Respinto, pertanto, il ricorso di alcuni comproprietari che, impugnando la decisone della Corte d’appello di Milano, chiedevano che al ristorante/pub ubicato al piano terra dello stabile fosse imposta la chiusura entro le ore 22, per evitare rumori molesti, assembramenti notturni e schiamazzi, in applicazione di una prescrizione del regolamento condominiale.
Le norme del regolamento come servitù
Le norme del regolamento di condominio che impongono pesi e restrizioni al pieno ed esclusivo godimento della proprietà individuale, precisa la Suprema corte, vietando lo svolgimento di determinate attività o imponendo un particolare orario di chiusura, costituiscono vere e proprie servitù. In quanto tali, ai sensi dell’articolo 1108 Codice civile, devono essere approvate espressamente, con una manifestazione di volontà avente natura contrattuale, e, dunque, con il consenso scritto dell’unanimità dei condòmini.

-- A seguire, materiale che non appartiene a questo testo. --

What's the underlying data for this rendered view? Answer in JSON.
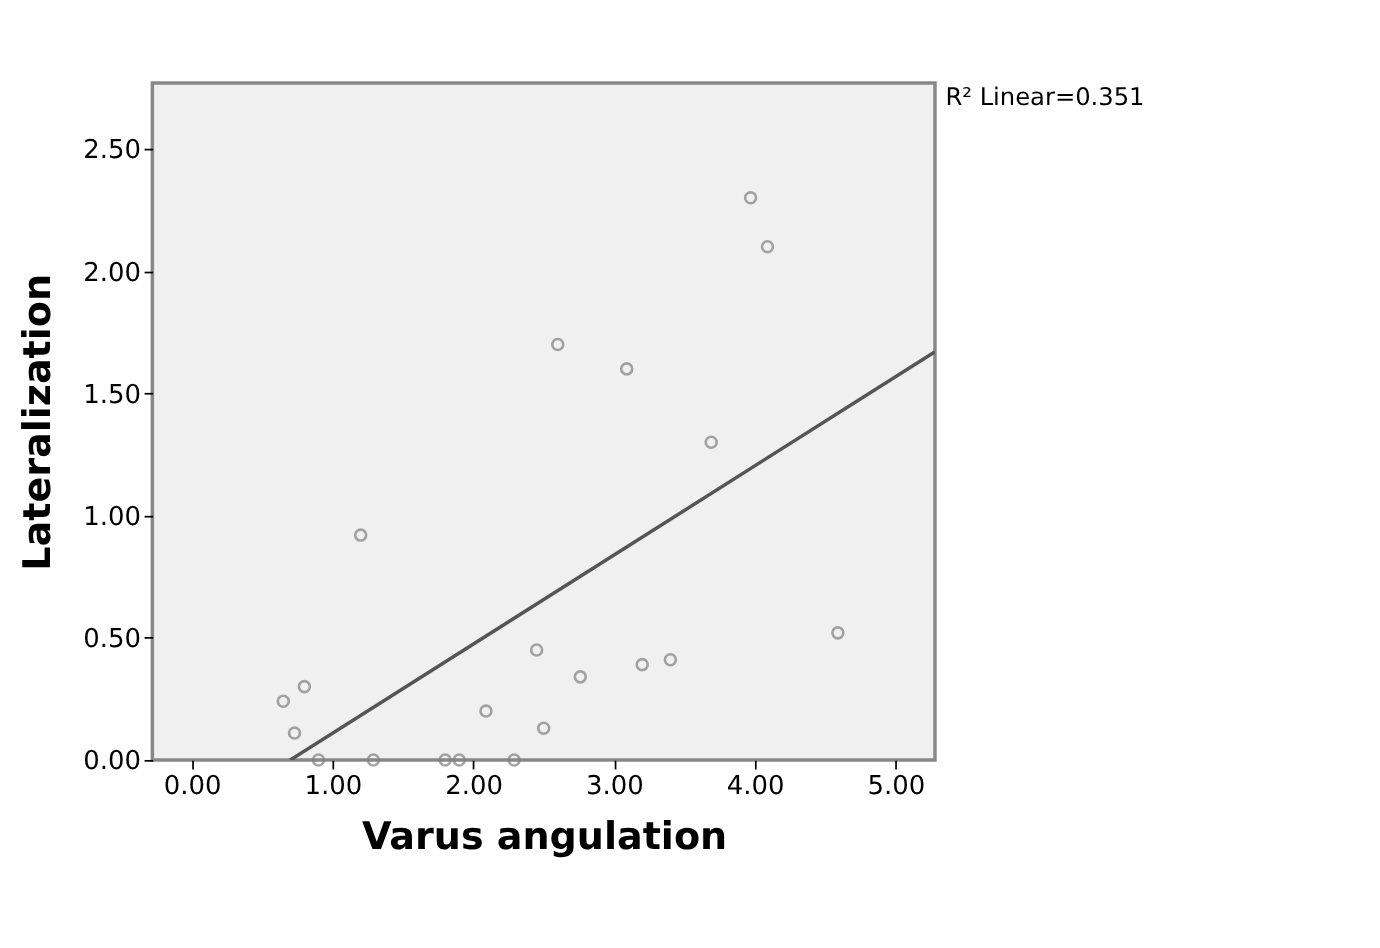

Il regolamento non trascritto
Evidenzia, altresì, la Cassazione come l’opponibilità ai terzi di clausole aventi un simile contenuto, è subordinata all’avvenuto espletamento delle formalità di trascrizione del regolamento che le contiene (Cassazione 23/04).Qualora, come nel caso di specie, il regolamento di condominio non sia stato debitamente trascritto, le disposizioni dello stesso che stabiliscono limiti di destinazione sulle proprietà esclusive, valgono soltanto nei confronti del terzo acquirente che abbia preso atto del vincolo reale gravante sull’immobile in maniera specifica, al momento dell’atto d’acquisto.

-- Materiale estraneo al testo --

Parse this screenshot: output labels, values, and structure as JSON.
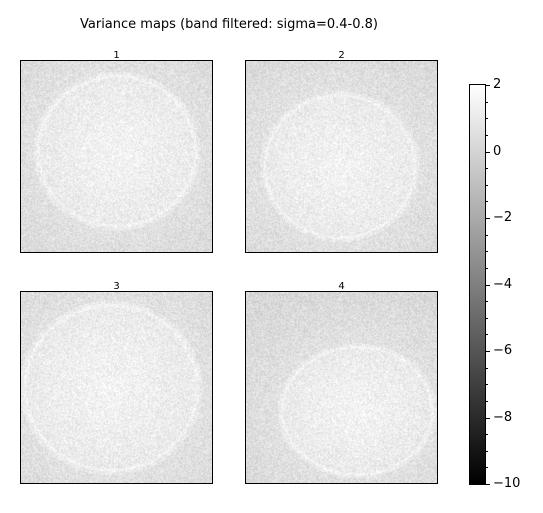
{
  "chart_data": {
    "type": "heatmap",
    "title": "Variance maps (band filtered: sigma=0.4-0.8)",
    "panels": [
      {
        "label": "1"
      },
      {
        "label": "2"
      },
      {
        "label": "3"
      },
      {
        "label": "4"
      }
    ],
    "colorbar": {
      "colormap": "gray",
      "range": [
        -10,
        2
      ],
      "ticks": [
        2,
        0,
        -2,
        -4,
        -6,
        -8,
        -10
      ],
      "tick_labels": [
        "2",
        "0",
        "−2",
        "−4",
        "−6",
        "−8",
        "−10"
      ],
      "minor_ticks": true
    },
    "axes_ticks_visible": false
  }
}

Limitazioni non risultanti nel rogito
Nell’ipotesi in esame, l’immobile era stato alienato (nel 2008) dopo l’intervenuta modifica del regolamento condominiale, con l’introduzione delle clausole poste dagli istanti a fondamento della domanda giudiziale (avvenuta nel 2007), e non risulta documentalmente una manifesta conoscenza ed accettazione, da parte del nuovo acquirente, delle servitù gravanti sui locali, per come sopra descritte. Ne consegue la nullità delle clausole regolamentari che sono state impropriamente approvate senza la necessaria acquisizione del consenso da parte di tutti i singoli comproprietari. La domanda spiegata dagli istanti, pertanto, non può trovare, sul punto, accoglimento, risultando corretto, coerente e condivisibile il ragionamento della Corte distrettuale.